Она потом так и звала Сашу – «ребёнок». А как иначе? Ребёнок ростом ей до груди. И никакого хулиганства, одно послушание. Где вы такое видели в восемнадцать лет? От «закидонов» остальных своих оболтусов Тамара хваталась за голову.
– Какие романы-фонтаны? Сколько недель осталось до ЕГЭ? Я тут, понимаешь, сижу с проектором, чтобы после уроков вам разжевать Толстого, я «Войну и мир» ради вас по ночам перечитываю в пятидесятый раз, а эта звезда (кивок в сторону Коли Игнатенко) прёт на меня как танк: «Что за дополнительные занятия, я из-за вас в парикмахерскую опоздаю, на два часа записался».
3
Тогда, сидя на уроке литературы, Саша не многое услышала из того, что рассказывала Тамара Михайловна. Она больше приглядывалась к окружающему и, почти против воли, вспоминала.
Здесь был настоящий кабинет литературы, с точёными деревянными подсвечниками, укреплёнными на стенах. С портретами классиков вперемежку с ученическими рисунками. Видно, девочка рисовала: одни героини и красавицы. Наташа Ростова на подоконнике, Татьяна Ларина у окна. Опять Татьяна, и Онегин у её ног… Но с такой любовью прорисованы черты лица, каждая складочка на платье, что можно смотреть долго-долго…
В той, прежней, школе все уроки проходили в одном кабинете. Какие там изыски по предметам! Школа была старая, помещения маленькие, а класс большой – сорок два человека. После девятого объединили оставшихся ребят, тех, кто не ушёл в техникумы, – из «а», «б», «в» – три класса в один. Сидели кучно, поджимали друг друга плечами.
Саша убежала памятью ещё дальше – в начальную школу, к Лилечке.

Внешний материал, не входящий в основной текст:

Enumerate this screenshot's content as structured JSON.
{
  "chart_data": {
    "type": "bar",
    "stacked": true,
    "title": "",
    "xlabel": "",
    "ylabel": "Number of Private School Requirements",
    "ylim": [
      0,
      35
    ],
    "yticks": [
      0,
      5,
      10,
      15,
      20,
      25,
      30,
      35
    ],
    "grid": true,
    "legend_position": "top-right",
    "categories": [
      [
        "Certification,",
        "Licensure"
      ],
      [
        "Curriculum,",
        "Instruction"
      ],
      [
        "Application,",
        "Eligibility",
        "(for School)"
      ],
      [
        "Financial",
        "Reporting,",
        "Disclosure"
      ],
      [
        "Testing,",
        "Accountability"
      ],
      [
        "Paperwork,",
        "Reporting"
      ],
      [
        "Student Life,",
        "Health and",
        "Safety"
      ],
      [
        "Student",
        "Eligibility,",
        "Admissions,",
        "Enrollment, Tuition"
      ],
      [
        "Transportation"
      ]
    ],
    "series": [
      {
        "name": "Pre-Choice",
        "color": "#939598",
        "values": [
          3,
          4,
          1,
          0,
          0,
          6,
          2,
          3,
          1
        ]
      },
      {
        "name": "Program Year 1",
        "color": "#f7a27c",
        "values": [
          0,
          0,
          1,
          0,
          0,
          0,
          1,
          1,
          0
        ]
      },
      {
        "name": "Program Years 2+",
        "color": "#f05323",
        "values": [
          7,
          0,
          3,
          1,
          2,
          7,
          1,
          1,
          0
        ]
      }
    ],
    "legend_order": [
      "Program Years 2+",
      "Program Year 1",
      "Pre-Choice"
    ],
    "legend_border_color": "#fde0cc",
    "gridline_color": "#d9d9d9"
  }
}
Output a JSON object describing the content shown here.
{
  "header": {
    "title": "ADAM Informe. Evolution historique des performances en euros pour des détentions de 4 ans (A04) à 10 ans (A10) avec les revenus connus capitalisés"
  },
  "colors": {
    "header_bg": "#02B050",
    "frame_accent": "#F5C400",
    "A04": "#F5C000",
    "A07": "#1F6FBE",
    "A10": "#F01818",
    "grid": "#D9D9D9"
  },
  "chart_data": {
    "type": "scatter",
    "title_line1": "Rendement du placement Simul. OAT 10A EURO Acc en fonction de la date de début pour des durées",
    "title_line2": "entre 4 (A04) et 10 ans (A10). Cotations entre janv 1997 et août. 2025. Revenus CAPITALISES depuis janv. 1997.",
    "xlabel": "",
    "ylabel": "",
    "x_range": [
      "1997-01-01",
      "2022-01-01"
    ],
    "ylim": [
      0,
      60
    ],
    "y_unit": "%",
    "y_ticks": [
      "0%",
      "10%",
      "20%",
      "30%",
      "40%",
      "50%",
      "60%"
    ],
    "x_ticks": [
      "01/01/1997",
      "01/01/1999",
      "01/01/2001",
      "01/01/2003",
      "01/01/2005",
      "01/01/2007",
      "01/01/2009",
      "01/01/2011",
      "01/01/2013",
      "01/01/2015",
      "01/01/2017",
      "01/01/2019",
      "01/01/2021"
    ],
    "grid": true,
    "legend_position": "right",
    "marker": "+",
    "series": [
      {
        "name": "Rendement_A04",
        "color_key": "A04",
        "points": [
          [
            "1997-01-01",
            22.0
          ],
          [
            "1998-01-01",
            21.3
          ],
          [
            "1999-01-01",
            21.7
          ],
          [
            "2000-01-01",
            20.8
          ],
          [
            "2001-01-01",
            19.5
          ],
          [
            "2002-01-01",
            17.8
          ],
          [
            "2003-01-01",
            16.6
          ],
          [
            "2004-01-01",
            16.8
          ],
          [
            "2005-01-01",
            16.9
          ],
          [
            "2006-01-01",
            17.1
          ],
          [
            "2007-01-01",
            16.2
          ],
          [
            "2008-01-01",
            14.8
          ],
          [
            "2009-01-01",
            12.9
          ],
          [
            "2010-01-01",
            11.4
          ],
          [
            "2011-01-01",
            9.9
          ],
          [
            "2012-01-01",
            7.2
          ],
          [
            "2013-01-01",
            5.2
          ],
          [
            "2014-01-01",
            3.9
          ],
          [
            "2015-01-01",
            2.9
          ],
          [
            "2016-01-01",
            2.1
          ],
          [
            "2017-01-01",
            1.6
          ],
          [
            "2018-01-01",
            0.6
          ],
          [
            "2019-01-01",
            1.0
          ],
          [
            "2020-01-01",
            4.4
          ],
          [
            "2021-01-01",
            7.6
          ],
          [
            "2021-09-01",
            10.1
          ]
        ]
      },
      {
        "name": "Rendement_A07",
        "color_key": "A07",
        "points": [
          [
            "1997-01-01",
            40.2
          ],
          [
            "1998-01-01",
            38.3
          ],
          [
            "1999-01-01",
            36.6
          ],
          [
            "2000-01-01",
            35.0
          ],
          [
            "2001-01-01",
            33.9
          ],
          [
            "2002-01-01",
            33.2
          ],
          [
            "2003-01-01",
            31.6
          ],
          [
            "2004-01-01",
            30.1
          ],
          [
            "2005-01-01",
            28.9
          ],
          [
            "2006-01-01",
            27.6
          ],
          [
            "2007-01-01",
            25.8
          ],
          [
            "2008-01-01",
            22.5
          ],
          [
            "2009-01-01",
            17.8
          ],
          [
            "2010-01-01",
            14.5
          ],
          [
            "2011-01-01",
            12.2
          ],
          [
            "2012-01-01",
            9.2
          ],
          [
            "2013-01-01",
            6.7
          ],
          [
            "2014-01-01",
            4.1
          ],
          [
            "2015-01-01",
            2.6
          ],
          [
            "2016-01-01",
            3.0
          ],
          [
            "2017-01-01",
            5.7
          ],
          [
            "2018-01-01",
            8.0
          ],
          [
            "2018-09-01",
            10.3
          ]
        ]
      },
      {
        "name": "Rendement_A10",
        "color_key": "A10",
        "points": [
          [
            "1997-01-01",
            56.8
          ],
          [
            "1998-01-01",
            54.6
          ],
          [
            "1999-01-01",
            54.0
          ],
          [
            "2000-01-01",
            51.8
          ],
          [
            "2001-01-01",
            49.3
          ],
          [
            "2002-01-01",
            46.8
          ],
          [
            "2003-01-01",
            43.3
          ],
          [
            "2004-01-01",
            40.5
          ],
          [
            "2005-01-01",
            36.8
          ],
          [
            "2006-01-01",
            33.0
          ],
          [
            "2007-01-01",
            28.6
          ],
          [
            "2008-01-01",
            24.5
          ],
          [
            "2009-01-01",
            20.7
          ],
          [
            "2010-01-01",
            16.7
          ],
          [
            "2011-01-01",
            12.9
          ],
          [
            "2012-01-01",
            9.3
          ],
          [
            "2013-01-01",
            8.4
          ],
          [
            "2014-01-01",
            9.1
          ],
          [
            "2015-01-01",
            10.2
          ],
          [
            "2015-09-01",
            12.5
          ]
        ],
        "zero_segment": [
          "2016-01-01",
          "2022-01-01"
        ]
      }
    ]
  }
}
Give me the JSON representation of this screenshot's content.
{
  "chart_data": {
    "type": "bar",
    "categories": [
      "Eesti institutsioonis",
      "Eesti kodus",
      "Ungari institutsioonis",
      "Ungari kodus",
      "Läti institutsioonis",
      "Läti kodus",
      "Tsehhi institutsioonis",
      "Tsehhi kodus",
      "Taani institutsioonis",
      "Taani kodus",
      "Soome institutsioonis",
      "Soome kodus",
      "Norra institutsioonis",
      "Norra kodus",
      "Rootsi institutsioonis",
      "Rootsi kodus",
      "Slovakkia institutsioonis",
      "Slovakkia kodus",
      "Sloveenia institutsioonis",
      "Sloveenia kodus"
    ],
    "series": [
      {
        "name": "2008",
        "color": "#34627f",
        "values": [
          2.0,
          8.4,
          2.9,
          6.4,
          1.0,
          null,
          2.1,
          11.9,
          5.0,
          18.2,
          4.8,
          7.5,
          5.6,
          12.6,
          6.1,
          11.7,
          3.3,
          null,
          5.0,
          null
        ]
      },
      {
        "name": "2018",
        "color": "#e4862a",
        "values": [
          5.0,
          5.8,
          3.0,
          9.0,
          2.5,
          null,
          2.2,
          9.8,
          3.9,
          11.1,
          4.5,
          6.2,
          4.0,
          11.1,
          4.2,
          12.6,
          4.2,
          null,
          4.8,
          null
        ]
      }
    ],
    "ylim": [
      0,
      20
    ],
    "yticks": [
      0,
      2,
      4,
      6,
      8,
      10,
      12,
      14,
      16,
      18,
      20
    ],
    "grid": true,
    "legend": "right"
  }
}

Звать бы её «классной мамой», да слишком молодая она тогда была – года двадцать три. Старшая сестра. Татарочка. Лилия Энваровна. Личико нежное, как раньше говорили – фарфоровое, и ручки нежные, пальчики – как у куклы.
Глаза орехового цвета, под густыми ресницами. Ну иначе и не скажешь – куколка.
Но самое дорогое было: ребята чувствовали, они для Лилечки – главное. Она приходила в класс – семи утра ещё не было. А как же? Саша и Люба приедут чуть позже. Они добираются с окраины города. У них мать работает в первую смену, дети выходят вместе с ней и будут здесь минут через двадцать. Так что ж, допустить, чтобы они топтались в коридоре?
Это осталось в памяти: когда ни придёшь в школу – Лилечка на месте.
И всё внимание её – им. Нельзя было представить, что Лилечка забудет даже самую мелочь. Она помнила, у кого что получается по математике, а с чем – заминка, кто не выучил стихи, кто блеснул на контрольной или наоборот – провалился. С родительских собраний Ольга Сергеевна возвращалась поздно.